Another reason to keep your dog away from the door is that costumes can be quite scary for many dogs. They have never seen people looking this way and are not going to know what to make of it. Even the friendliest dogs can be scared by a costume. Even humans get scared by some costumes so give your dog a break!

Many people want to dress their dogs up to join in on the fun. Some dogs really don’t enjoy being dressed up, especially if they have never done it before. Try to make the experience more pleasant by pairing each step of the dressing up with a yummy treat. The costume should not restrict the dog’s movement and you should always be supervising them to be sure they don’t get caught in anything. The costume should not restrict their ability to see, breathe or bark as well.
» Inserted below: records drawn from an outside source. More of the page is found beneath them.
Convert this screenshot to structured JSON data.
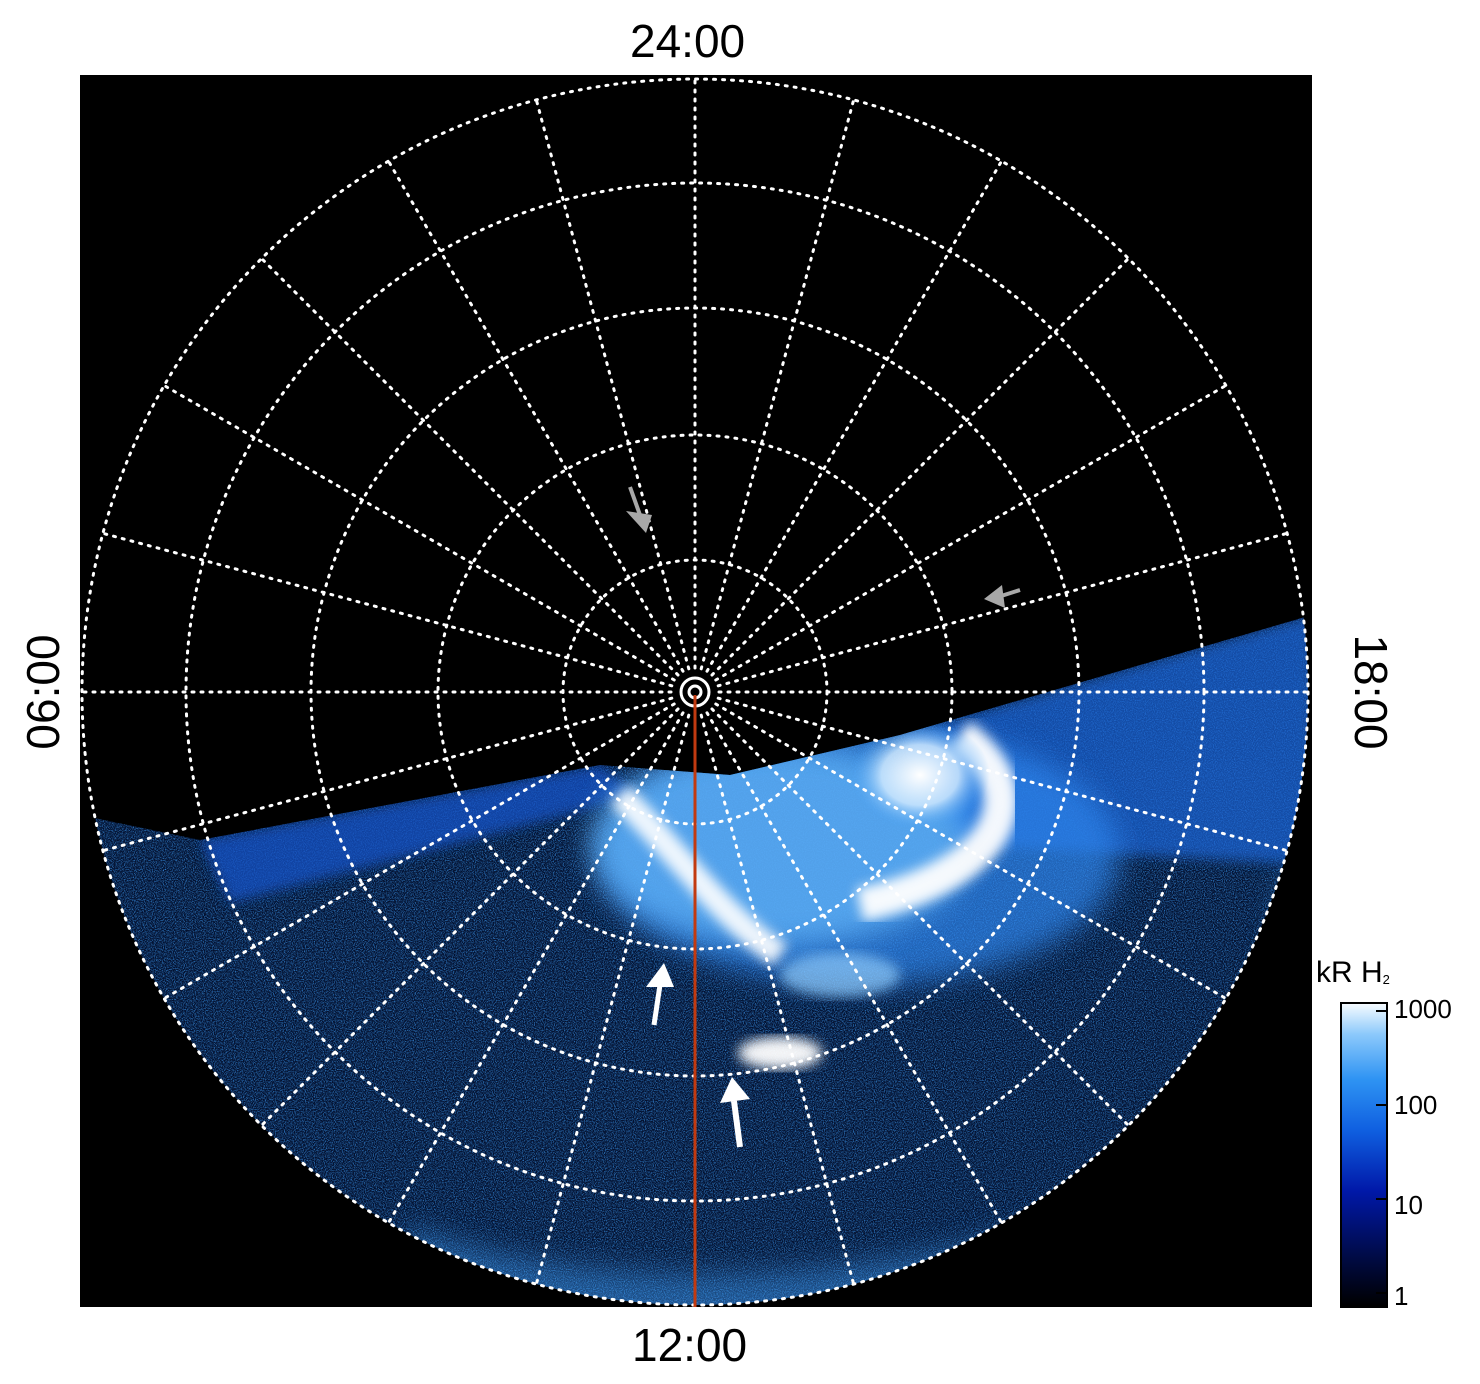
{
  "plot": {
    "labels": {
      "top": "24:00",
      "bottom": "12:00",
      "left": "06:00",
      "right": "18:00"
    },
    "colorbar": {
      "title_main": "kR H",
      "title_sub": "2",
      "ticks": [
        "1000",
        "100",
        "10",
        "1"
      ],
      "scale": "log",
      "colors": [
        "#000000",
        "#000a40",
        "#0018a8",
        "#0f5fe0",
        "#2e93f3",
        "#8cc9fb",
        "#f5fbff"
      ]
    },
    "overlay": {
      "grid_color": "#ffffff",
      "meridian_line_color": "#c23a10",
      "arrow_grey_color": "#a8a8a8",
      "arrow_white_color": "#ffffff"
    }
  }
}
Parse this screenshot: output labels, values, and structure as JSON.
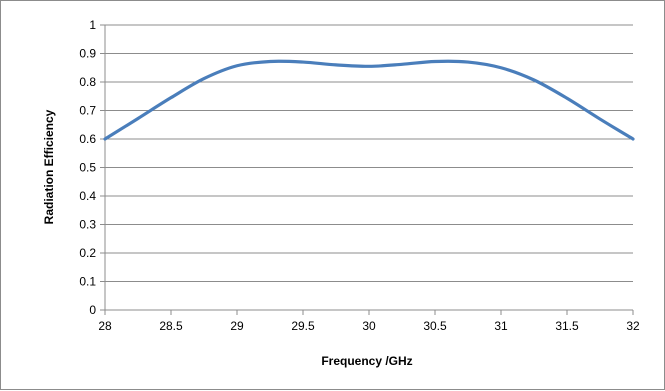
{
  "chart_data": {
    "type": "line",
    "title": "",
    "xlabel": "Frequency /GHz",
    "ylabel": "Radiation Efficiency",
    "xlim": [
      28,
      32
    ],
    "ylim": [
      0,
      1
    ],
    "x_ticks": [
      "28",
      "28.5",
      "29",
      "29.5",
      "30",
      "30.5",
      "31",
      "31.5",
      "32"
    ],
    "y_ticks": [
      "0",
      "0.1",
      "0.2",
      "0.3",
      "0.4",
      "0.5",
      "0.6",
      "0.7",
      "0.8",
      "0.9",
      "1"
    ],
    "grid": true,
    "legend": "none",
    "series": [
      {
        "color": "#4a7ebb",
        "x": [
          28,
          28.25,
          28.5,
          28.75,
          29,
          29.25,
          29.5,
          29.75,
          30,
          30.25,
          30.5,
          30.75,
          31,
          31.25,
          31.5,
          31.75,
          32
        ],
        "y": [
          0.6,
          0.672,
          0.745,
          0.812,
          0.857,
          0.872,
          0.87,
          0.86,
          0.855,
          0.862,
          0.872,
          0.87,
          0.85,
          0.807,
          0.743,
          0.67,
          0.6
        ]
      }
    ]
  }
}
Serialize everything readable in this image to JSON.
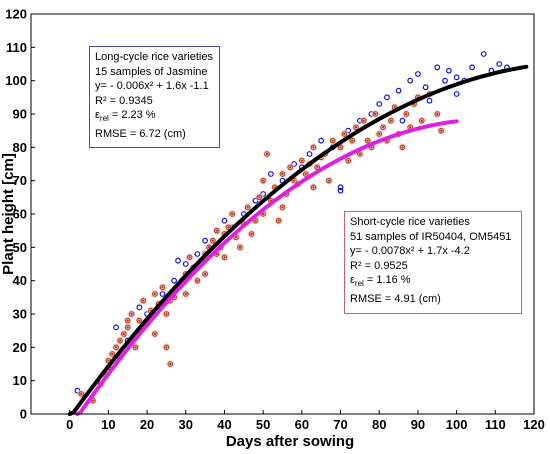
{
  "chart_data": {
    "type": "scatter",
    "title": "",
    "xlabel": "Days after sowing",
    "ylabel": "Plant height [cm]",
    "xlim": [
      -10,
      120
    ],
    "ylim": [
      0,
      120
    ],
    "x_ticks": [
      "0",
      "10",
      "20",
      "30",
      "40",
      "50",
      "60",
      "70",
      "80",
      "90",
      "100",
      "110",
      "120"
    ],
    "y_ticks": [
      "0",
      "10",
      "20",
      "30",
      "40",
      "50",
      "60",
      "70",
      "80",
      "90",
      "100",
      "110",
      "120"
    ],
    "grid": false,
    "series": [
      {
        "group": "long-cycle",
        "marker": "circle",
        "color": "#1010e0",
        "points": [
          [
            2,
            7
          ],
          [
            12,
            26
          ],
          [
            15,
            22
          ],
          [
            18,
            32
          ],
          [
            20,
            30
          ],
          [
            24,
            36
          ],
          [
            27,
            40
          ],
          [
            28,
            46
          ],
          [
            30,
            45
          ],
          [
            33,
            48
          ],
          [
            35,
            52
          ],
          [
            38,
            55
          ],
          [
            40,
            58
          ],
          [
            42,
            56
          ],
          [
            45,
            60
          ],
          [
            48,
            64
          ],
          [
            50,
            66
          ],
          [
            52,
            72
          ],
          [
            55,
            70
          ],
          [
            58,
            75
          ],
          [
            60,
            74
          ],
          [
            62,
            78
          ],
          [
            65,
            82
          ],
          [
            68,
            80
          ],
          [
            70,
            67
          ],
          [
            70,
            68
          ],
          [
            72,
            85
          ],
          [
            75,
            88
          ],
          [
            78,
            90
          ],
          [
            80,
            93
          ],
          [
            82,
            95
          ],
          [
            85,
            97
          ],
          [
            86,
            88
          ],
          [
            88,
            100
          ],
          [
            90,
            102
          ],
          [
            92,
            98
          ],
          [
            93,
            94
          ],
          [
            95,
            104
          ],
          [
            97,
            100
          ],
          [
            98,
            103
          ],
          [
            100,
            96
          ],
          [
            100,
            101
          ],
          [
            102,
            100
          ],
          [
            104,
            104
          ],
          [
            107,
            108
          ],
          [
            109,
            103
          ],
          [
            111,
            105
          ],
          [
            113,
            104
          ]
        ]
      },
      {
        "group": "short-cycle",
        "marker": "circle",
        "color": "#a05010",
        "points": [
          [
            3,
            6
          ],
          [
            6,
            4
          ],
          [
            8,
            9
          ],
          [
            9,
            12
          ],
          [
            10,
            14
          ],
          [
            10,
            16
          ],
          [
            11,
            18
          ],
          [
            12,
            20
          ],
          [
            13,
            17
          ],
          [
            13,
            22
          ],
          [
            14,
            24
          ],
          [
            15,
            28
          ],
          [
            15,
            26
          ],
          [
            16,
            30
          ],
          [
            17,
            20
          ],
          [
            18,
            25
          ],
          [
            18,
            28
          ],
          [
            19,
            34
          ],
          [
            20,
            27
          ],
          [
            21,
            31
          ],
          [
            22,
            24
          ],
          [
            22,
            36
          ],
          [
            23,
            33
          ],
          [
            24,
            38
          ],
          [
            25,
            30
          ],
          [
            25,
            20
          ],
          [
            26,
            34
          ],
          [
            26,
            15
          ],
          [
            27,
            35
          ],
          [
            28,
            38
          ],
          [
            29,
            40
          ],
          [
            30,
            42
          ],
          [
            30,
            36
          ],
          [
            31,
            47
          ],
          [
            32,
            44
          ],
          [
            33,
            40
          ],
          [
            34,
            46
          ],
          [
            35,
            48
          ],
          [
            35,
            42
          ],
          [
            36,
            50
          ],
          [
            37,
            52
          ],
          [
            38,
            48
          ],
          [
            38,
            55
          ],
          [
            39,
            50
          ],
          [
            40,
            54
          ],
          [
            40,
            47
          ],
          [
            41,
            56
          ],
          [
            42,
            60
          ],
          [
            43,
            53
          ],
          [
            44,
            50
          ],
          [
            45,
            57
          ],
          [
            46,
            62
          ],
          [
            47,
            54
          ],
          [
            48,
            58
          ],
          [
            49,
            65
          ],
          [
            50,
            60
          ],
          [
            50,
            70
          ],
          [
            51,
            78
          ],
          [
            52,
            64
          ],
          [
            53,
            68
          ],
          [
            54,
            58
          ],
          [
            55,
            72
          ],
          [
            55,
            62
          ],
          [
            56,
            66
          ],
          [
            57,
            74
          ],
          [
            58,
            70
          ],
          [
            59,
            69
          ],
          [
            60,
            76
          ],
          [
            61,
            72
          ],
          [
            62,
            75
          ],
          [
            63,
            68
          ],
          [
            63,
            80
          ],
          [
            64,
            74
          ],
          [
            65,
            77
          ],
          [
            66,
            78
          ],
          [
            67,
            70
          ],
          [
            68,
            82
          ],
          [
            70,
            80
          ],
          [
            71,
            84
          ],
          [
            72,
            76
          ],
          [
            73,
            82
          ],
          [
            74,
            86
          ],
          [
            75,
            78
          ],
          [
            76,
            88
          ],
          [
            77,
            82
          ],
          [
            78,
            80
          ],
          [
            79,
            90
          ],
          [
            80,
            84
          ],
          [
            81,
            86
          ],
          [
            82,
            82
          ],
          [
            83,
            88
          ],
          [
            84,
            92
          ],
          [
            85,
            84
          ],
          [
            86,
            80
          ],
          [
            87,
            90
          ],
          [
            88,
            86
          ],
          [
            89,
            93
          ],
          [
            90,
            95
          ],
          [
            91,
            88
          ],
          [
            93,
            96
          ],
          [
            95,
            90
          ],
          [
            96,
            85
          ]
        ]
      }
    ],
    "fits": [
      {
        "group": "long-cycle",
        "color": "#000000",
        "equation": {
          "a": -0.006,
          "b": 1.6,
          "c": -1.1
        },
        "x_range": [
          0,
          118
        ]
      },
      {
        "group": "short-cycle",
        "color": "#e020e0",
        "equation": {
          "a": -0.0078,
          "b": 1.7,
          "c": -4.2
        },
        "x_range": [
          2,
          100
        ]
      }
    ]
  },
  "legend_long": {
    "line1": "Long-cycle rice varieties",
    "line2": "15 samples of Jasmine",
    "line3": "y= - 0.006x² + 1.6x -1.1",
    "line4": "R² = 0.9345",
    "eps_symbol": "ε",
    "eps_sub": "rel",
    "eps_value": " = 2.23 %",
    "line6": "RMSE = 6.72 (cm)",
    "border_color": "#4a4aa8"
  },
  "legend_short": {
    "line1": "Short-cycle rice varieties",
    "line2": "51 samples of IR50404, OM5451",
    "line3": "y= - 0.0078x² + 1.7x -4.2",
    "line4": "R² = 0.9525",
    "eps_symbol": "ε",
    "eps_sub": "rel",
    "eps_value": " = 1.16 %",
    "line6": "RMSE = 4.91 (cm)",
    "border_color": "#c86464"
  }
}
Try the costume on him before Halloween and make sure the pet seems happy and comfortable. The evening can be stressful enough for him without being forced into an uncomfortable costume.

Lastly, we need to keep a close eye on that Halloween candy.  Dogs don’t understand that chocolate is doggie poison. Dark chocolate and baking chocolate is especially harmful to dogs. The toxic component of chocolate is theobromine. Dogs process it too slowly and it can build up to toxic levels in their system. A large dog can consume more chocolate than a small dog before suffering ill effects. If they eat only a couple pieces, they may get diarrhea or vomiting. Large amounts can cause rapid breathing, increased heart rate and seizures. The onset of symptoms is usually severe hyperactivity. If you fear your dog consumed chocolate, call the emergency vet right away. Candy may also include xylitol which is an artificial sweetener. Consuming xylitol can cause a sudden drop in blood sugar as well as a loss of coordination and seizures. Call the emergency vet immediately if you believe your dog has consumed xylitol.

Halloween is great fun for most humans, but it is a human holiday. For animals, it can be strange and possibly scary. I appreciate your forethought for your furry buddy, and I hope these tips help to keep his stress down and keep him safe. Have a safe and fun Halloween!